The Snakefile rules generally make use of wildcards, which are useful for expanding job submissions for all samples in a dataset. We can easily switch wildcards to expand jobs based on sample IDs, or bin IDs, or GEM IDs, etc. as needed. The wildcard {{IDs}} is expanded based on the sample IDs using the following code at the top of the Snakefile:

import os
import glob

def get_ids_from_path_pattern(path_pattern):
    ids = sorted([os.path.basename(os.path.splitext(val)[0])
                  for val in (glob.glob(path_pattern))])
    return ids

IDs = get_ids_from_path_pattern('dataset/*')

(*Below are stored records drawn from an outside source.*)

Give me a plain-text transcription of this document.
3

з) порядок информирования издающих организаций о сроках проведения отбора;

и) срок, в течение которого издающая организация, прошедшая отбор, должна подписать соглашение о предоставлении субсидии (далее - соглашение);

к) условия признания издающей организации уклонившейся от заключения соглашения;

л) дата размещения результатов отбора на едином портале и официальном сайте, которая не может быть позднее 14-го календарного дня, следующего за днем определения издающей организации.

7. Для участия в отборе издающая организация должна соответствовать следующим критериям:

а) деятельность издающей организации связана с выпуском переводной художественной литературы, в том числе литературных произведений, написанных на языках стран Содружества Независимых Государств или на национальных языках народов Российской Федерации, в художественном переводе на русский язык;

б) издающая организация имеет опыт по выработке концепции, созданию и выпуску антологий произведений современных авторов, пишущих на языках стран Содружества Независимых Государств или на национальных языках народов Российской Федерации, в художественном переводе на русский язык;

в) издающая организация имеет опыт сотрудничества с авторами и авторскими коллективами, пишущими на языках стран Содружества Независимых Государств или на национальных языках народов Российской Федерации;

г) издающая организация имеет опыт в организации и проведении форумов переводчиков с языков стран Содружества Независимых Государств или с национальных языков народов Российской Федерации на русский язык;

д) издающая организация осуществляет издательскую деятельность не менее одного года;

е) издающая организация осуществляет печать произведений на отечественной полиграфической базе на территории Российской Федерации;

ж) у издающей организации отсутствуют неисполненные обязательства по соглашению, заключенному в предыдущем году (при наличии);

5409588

DATA_READS_1 = f'{config["path"]["root"]}/{config["folder"]["data"]}/{{IDs}}/{{IDs}}_R1.fastq.gz'
DATA_READS_2 = f'{config["path"]["root"]}/{config["folder"]["data"]}/{{IDs}}/{{IDs}}_R2.fastq.gz'

That is, the Snakefile will search for the folder called dataset and will take the sub-folder names to be sample IDs. For practical purposes we usually delete the raw dataset after quality filtering, especially if working with multiple/large datasets, in which case you should replace the dataset folder with qfiltered, for example, inside the get_ids_from_path_pattern() function.

Note that the root folder is defined in the config.yaml file, and is automatically set as the working directory when running the metaGEM.sh parser.